Scientists have recently discovered a man who’s been infected for a second time with Covid-19 in Hong Kong, raising questions about the body’s ability to generate sustained immune protection against the virus.
Every day, it seems like scientists discover more and more about the novel coronavirus, which challenges medical professionals to continually adjust to every new piece of information. The latest news out of China is no doubt both enlightening and encouraging, though a bit disappointing.
According to scientists, a man returning to Hong Kong after a trip in Europe, to Spain via the U.K., has been infected with the coronavirus again, which likely means that the length of time patients have immunity from COVID is less than initially expected.
In an email to CNN, one of the researchers who worked on the study, Dr. Kelvin Kai-Wang To, said, “The patient got re-infected 4.5 months after the first infection. Therefore, it shows that for this patient, the immunity induced by the first infection is short lasting.”
However, he had no symptoms during his second infection. The man reported that during his first bout with the disease, he experienced cough, sore throat, fever and headache for three days. But during his second round with the coronavirus, the patient remained asymptomatic.
Interestingly, the man has now had two different strains of the virus, with his original being close to what has infected the United States or England, and the second being more closely associated with Switzerland and England. There are significant enough differences to conclude that he did have a second, new strain of the virus and the positive result was not due to the remnants of the disease in his system.

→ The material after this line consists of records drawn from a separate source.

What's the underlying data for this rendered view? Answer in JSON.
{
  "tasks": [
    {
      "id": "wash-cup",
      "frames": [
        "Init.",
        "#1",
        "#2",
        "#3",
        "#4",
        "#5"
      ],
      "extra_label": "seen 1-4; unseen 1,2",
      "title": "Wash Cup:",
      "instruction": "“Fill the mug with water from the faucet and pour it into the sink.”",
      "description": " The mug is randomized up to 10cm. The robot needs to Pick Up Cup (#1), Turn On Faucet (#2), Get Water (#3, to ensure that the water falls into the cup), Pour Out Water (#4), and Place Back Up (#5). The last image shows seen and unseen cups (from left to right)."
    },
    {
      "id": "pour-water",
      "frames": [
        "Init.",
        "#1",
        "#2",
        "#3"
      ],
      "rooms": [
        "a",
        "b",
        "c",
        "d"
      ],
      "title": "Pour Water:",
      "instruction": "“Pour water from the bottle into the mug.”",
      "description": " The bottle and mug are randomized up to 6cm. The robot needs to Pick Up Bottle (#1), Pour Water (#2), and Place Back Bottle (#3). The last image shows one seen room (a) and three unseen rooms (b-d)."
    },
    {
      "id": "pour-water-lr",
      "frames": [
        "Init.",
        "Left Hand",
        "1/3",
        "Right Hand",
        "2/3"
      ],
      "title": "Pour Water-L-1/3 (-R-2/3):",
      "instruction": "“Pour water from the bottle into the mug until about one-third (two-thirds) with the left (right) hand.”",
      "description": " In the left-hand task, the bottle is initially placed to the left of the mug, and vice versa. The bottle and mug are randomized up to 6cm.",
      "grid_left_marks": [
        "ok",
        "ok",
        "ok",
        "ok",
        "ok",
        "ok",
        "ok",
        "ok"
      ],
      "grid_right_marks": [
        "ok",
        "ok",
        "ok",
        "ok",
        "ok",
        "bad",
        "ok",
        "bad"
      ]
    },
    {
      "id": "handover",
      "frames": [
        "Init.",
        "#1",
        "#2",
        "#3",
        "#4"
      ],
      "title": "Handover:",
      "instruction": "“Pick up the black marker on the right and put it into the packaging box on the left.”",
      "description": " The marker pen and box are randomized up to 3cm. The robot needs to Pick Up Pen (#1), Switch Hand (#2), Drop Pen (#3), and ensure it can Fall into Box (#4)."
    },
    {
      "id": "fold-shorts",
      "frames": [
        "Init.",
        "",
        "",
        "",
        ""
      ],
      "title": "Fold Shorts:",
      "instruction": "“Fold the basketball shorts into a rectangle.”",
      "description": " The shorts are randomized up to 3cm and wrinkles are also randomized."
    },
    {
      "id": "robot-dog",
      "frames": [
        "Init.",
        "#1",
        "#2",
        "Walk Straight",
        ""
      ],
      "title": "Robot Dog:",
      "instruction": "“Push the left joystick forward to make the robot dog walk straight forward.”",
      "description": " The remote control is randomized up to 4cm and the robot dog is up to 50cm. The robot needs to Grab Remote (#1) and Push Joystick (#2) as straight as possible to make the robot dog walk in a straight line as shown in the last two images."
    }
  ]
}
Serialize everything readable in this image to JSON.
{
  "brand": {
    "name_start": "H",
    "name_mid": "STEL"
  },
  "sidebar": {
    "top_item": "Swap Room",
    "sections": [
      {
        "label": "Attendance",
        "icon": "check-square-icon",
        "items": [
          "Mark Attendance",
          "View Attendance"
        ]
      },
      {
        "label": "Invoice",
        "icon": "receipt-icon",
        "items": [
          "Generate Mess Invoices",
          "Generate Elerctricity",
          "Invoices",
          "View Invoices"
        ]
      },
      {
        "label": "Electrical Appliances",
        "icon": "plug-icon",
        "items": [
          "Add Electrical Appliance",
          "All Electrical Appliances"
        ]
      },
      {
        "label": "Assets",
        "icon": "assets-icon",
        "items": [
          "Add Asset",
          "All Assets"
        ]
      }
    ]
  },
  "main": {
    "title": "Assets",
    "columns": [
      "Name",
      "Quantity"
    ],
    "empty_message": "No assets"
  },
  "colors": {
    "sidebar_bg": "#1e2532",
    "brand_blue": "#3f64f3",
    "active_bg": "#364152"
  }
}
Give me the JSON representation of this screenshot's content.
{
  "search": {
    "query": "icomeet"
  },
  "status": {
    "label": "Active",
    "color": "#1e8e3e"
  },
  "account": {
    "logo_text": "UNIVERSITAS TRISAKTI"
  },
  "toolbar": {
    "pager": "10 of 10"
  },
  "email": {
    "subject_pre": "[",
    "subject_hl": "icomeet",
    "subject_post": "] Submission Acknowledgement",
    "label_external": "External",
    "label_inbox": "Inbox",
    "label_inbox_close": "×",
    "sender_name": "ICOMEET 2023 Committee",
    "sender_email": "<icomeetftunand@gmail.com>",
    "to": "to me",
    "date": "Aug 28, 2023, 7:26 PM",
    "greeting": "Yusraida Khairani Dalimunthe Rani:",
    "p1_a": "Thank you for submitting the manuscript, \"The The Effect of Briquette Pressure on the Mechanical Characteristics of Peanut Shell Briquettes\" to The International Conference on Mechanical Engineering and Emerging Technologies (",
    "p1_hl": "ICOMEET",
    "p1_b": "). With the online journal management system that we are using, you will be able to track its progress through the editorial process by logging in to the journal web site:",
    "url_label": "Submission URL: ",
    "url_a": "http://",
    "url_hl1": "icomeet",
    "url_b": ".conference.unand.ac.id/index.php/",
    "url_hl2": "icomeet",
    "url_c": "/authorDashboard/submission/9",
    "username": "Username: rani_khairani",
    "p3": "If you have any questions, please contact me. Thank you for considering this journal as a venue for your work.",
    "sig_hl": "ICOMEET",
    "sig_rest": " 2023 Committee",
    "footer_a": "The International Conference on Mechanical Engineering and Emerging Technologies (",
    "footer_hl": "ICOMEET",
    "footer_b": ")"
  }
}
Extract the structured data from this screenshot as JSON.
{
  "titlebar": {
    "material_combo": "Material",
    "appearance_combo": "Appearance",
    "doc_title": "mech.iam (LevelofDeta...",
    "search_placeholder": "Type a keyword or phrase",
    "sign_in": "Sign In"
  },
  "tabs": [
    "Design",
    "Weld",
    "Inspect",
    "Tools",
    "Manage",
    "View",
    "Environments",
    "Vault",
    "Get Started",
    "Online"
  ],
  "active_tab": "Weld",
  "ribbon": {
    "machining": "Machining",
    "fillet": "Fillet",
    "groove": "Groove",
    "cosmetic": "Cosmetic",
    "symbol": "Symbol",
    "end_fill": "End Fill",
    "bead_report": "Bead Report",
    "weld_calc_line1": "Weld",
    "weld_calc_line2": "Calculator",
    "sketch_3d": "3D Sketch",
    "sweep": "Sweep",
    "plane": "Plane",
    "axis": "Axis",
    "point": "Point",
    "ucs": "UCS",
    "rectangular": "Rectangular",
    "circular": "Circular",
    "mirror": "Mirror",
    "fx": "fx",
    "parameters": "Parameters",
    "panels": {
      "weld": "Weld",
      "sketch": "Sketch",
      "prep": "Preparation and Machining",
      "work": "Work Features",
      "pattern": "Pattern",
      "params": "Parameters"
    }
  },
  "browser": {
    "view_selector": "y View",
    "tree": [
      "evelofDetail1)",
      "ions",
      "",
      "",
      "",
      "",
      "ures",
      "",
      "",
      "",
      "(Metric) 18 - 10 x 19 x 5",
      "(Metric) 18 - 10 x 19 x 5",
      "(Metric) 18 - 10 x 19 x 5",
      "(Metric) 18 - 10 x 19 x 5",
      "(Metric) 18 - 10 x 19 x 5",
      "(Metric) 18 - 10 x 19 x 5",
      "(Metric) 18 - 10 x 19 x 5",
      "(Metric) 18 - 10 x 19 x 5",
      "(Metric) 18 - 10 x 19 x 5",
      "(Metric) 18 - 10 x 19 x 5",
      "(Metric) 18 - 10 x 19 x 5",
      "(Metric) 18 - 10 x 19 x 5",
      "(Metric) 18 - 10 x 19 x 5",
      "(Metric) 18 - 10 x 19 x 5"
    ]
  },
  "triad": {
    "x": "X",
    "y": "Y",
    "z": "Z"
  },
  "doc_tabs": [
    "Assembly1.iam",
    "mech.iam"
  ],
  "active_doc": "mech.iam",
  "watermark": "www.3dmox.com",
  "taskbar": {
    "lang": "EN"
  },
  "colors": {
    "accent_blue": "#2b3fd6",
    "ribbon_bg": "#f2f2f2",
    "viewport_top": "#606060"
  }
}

The researchers have concluded that though having COVID provides some immunity, it is rather short-lasting, which makes it more like a cold and less like the chickenpox, which the vast majority of patients become immune to after having it once.
Dr. Paul Offit, director of the Vaccine Education Center and professor of pediatrics at Children’s Hospital of Philadelphia, considers the man’s lack of symptoms the second time around “great news.”
Some scientists have speculated that even if an individual becomes infected with Covid-19 for a second time, there’s a high probability that the symptoms will be milder if the patient gets the virus again.
After consulting with immunologist Akiko Iwasaki of Yale University, The New York Times reports that, “The second infection was completely asymptomatic — his immune response prevented the disease from getting worse. It’s kind of a textbook example of how immunity should work.”
Scientists have concluded that it’s likely that each exposure to the coronavirus offers more immunity. Though, since it’s still the early stages and this is the only scientifically confirmed second exposure, it’s still possible that the second wave could be worse. Only more cases will give scientists a more definitive answer.